‘Bad Neighbor Banks’ Take Hold In South Florida
Fri May 4, 2012 by Oppenheim Law on Florida Foreclosures & Foreclosure Defense
- Banks make bad neighbors.
It’s been one of my mantras for years, and it’s a statement that is again reverberating across the country thanks to The Sun-Sentinel’s 3-part series “Bad Neighbor Banks”.
Thanks to the Sentinel, 60 Minutes, and the National Fair Housing Alliance, we are seeing the hard data that back up my assertion that banks, once they foreclose and take control of a property, just leave them to rot.
The grass no longer gets cut,the garbage accumulates, and before too long you end up with widespread blight not just in urban neighborhoods, but suburbia as well.
It’s the reason why I fight so hard to keep people in their homes. You and I are just better off when you have homeowners, vested in their houses and the neighborhoods they live in, keeping up their homes.
In the Sun-Sentinel’s series there is example after example of banks not doing even the most basic of maintenance. And their argument is usually, ‘It’s not our job’.

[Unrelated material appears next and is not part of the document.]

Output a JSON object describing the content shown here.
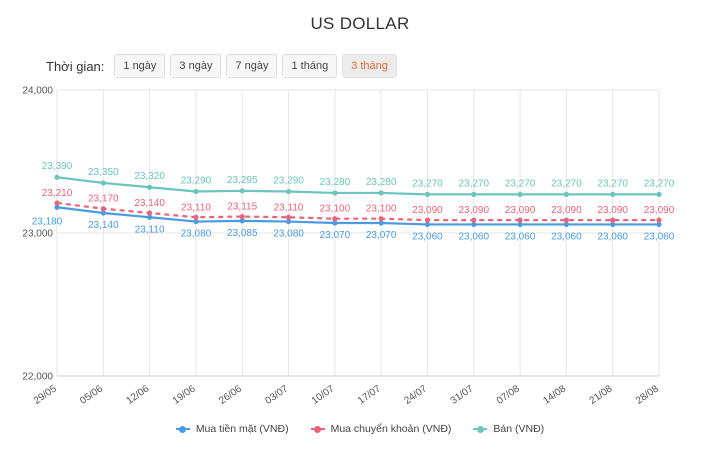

A bank has no investment in the neighborhoods you live in, beyond their own bottom line, and the banks have all but admitted it.

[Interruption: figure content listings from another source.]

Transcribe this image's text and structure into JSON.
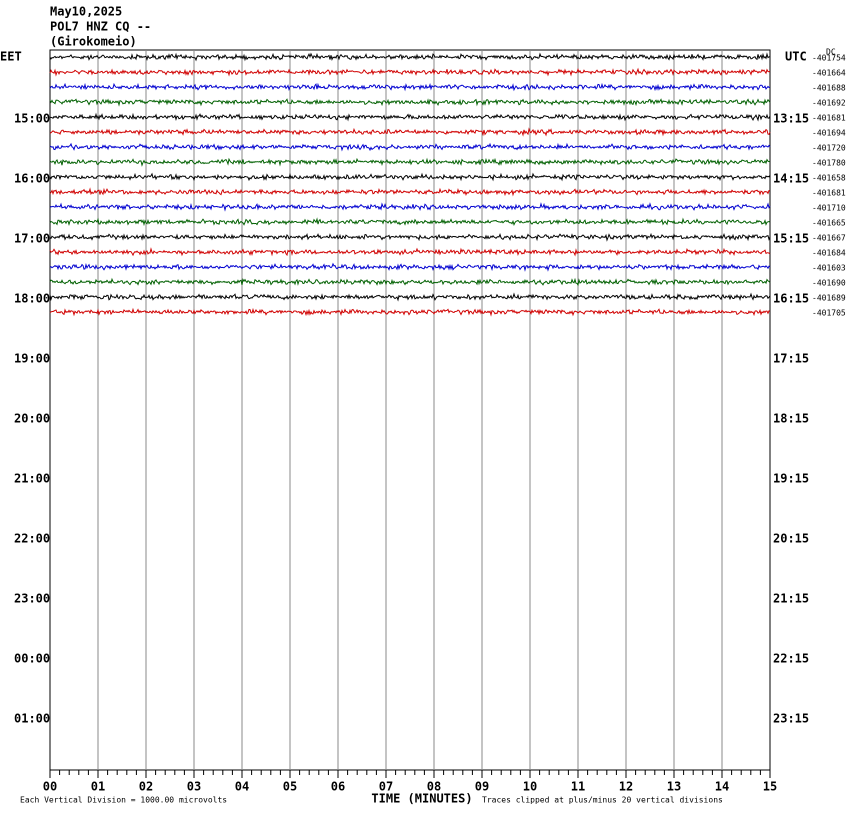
{
  "header": {
    "lines": [
      "May10,2025",
      "POL7 HNZ CQ --",
      "(Girokomeio)"
    ]
  },
  "left_labels": [
    "EET",
    "15:00",
    "16:00",
    "17:00",
    "18:00",
    "19:00",
    "20:00",
    "21:00",
    "22:00",
    "23:00",
    "00:00",
    "01:00"
  ],
  "right_labels": [
    "UTC",
    "13:15",
    "14:15",
    "15:15",
    "16:15",
    "17:15",
    "18:15",
    "19:15",
    "20:15",
    "21:15",
    "22:15",
    "23:15"
  ],
  "dc_label": "DC",
  "dc_values": [
    "-401754",
    "-401664",
    "-401688",
    "-401692",
    "-401681",
    "-401694",
    "-401720",
    "-401780",
    "-401658",
    "-401681",
    "-401710",
    "-401665",
    "-401667",
    "-401684",
    "-401603",
    "-401690",
    "-401689",
    "-401705"
  ],
  "x_ticks": [
    "00",
    "01",
    "02",
    "03",
    "04",
    "05",
    "06",
    "07",
    "08",
    "09",
    "10",
    "11",
    "12",
    "13",
    "14",
    "15"
  ],
  "x_axis_label": "TIME (MINUTES)",
  "footer": {
    "left": "Each Vertical Division = 1000.00 microvolts",
    "right": "Traces clipped at plus/minus 20 vertical divisions"
  }
}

“The bank itself has no economic interest or ownership stake in the properties,” a spokesman for Deutsche Bank told the Sun-Sentinel.
So I ask you again, why would you ever want a bank as a neighbor?
The numbers don’t lie. The Sun-Sentinel found 10,300 code violations in bank-owned homes in South Florida since 2007. In the cities they tracked 40 percent of bank-owned homes were cited last year.
So chances are you are living next to one of these eyesores. And I’m betting you’re not too happy about it.
The threat of foreclosure blight is far from simply cosmetic. They become havens for illegal activity, for drug use and gangs.
The Sun-Sentinel cited a Miramar toddler’s 2009 death where a boy wandered into the backyard of an empty foreclosed house and drowned. The boy’s mom told the police the water was dark and full of garbage.
Foreclosure blight is just impossible to ignore, not that the banks and many at the top haven’t tried. Thankfully Florida governor Rick Scott finally took notice, not that I expect much to come from it.
On the one hand he sounded concerned, but in his very next breath he deflected blame from the banks, pointing instead to the poor economy as the reason for the rapid spread of foreclosure blight.
Last time I checked the economy doesn’t own these homes. Banks do.
Let’s not forget who put this governor into office. The banks fully supported Rick Scott’s campaign; I can’t imagine that he will do anything that will harm the banks.
Which means it’s up to the local cities and town to nail the banks and take back their neighborhoods.
Some municipalities are now trying more aggressive tactics, from issuing subpoenas to bank officials to citing banks before they have the title in their hands. But many just haven’t had the mustard to really go after the banks.
Most of the fines or liens issued against the banks just get ignored.
These are at best desperate tactics, if cities really want to get the banks attention, they should hire outside counsel and sue the pants off the banks.
Most local governments just don’t have the resources to take on the banks in a court of law, so just like homeowners, they need to lawyer up.
But the truth is most of these abandoned homes are just too far gone. We don’t have the luxury of waiting for banks to step up.
As I said in my last blog, Pam Bondi should be giving some of the $300 million Florida is getting from the foreclosure settlement to give to cities and towns, so they can raze these decrepit homes and take their neighborhoods back.
It’s time for the banks to stop being slumlords and rotten neighbors.
From The Trenches,
Roy Oppenheim
What you are suggesting is that the settlement money should pay for the bank’s responsibility. Sounds like another bank bailout!!!!
I point out: There are no (zero) bankers in jail.
“It’s time for the banks to stop being slumlords and rotten neighbors.”
I totally agree with Jack.
One thing that’ll get banks to sell unmanned properties would be to make them pay property taxes like flesh-and-blood people do. Given the stupid Supreme Court ruling that corporations are people, it’s time to end corporate privledge by using discrimination laws, as humans are discriminated against for being flesh-and-blood people. Being human – with or without color – is the new “colored”.
If I lived next to a house owned by Bane Capital whose CEO is a Matt Romney and had a swimming pool, I wouldn’t hesitate to freeze some veggie oil to lob over the fence to stop mosquito larve with the oil slick. After all, Bain Capital would do nothing to maintain the pool, and Mitt Romney, as per being halfway autistic, wouldn’t care if he owned a mosquito factory.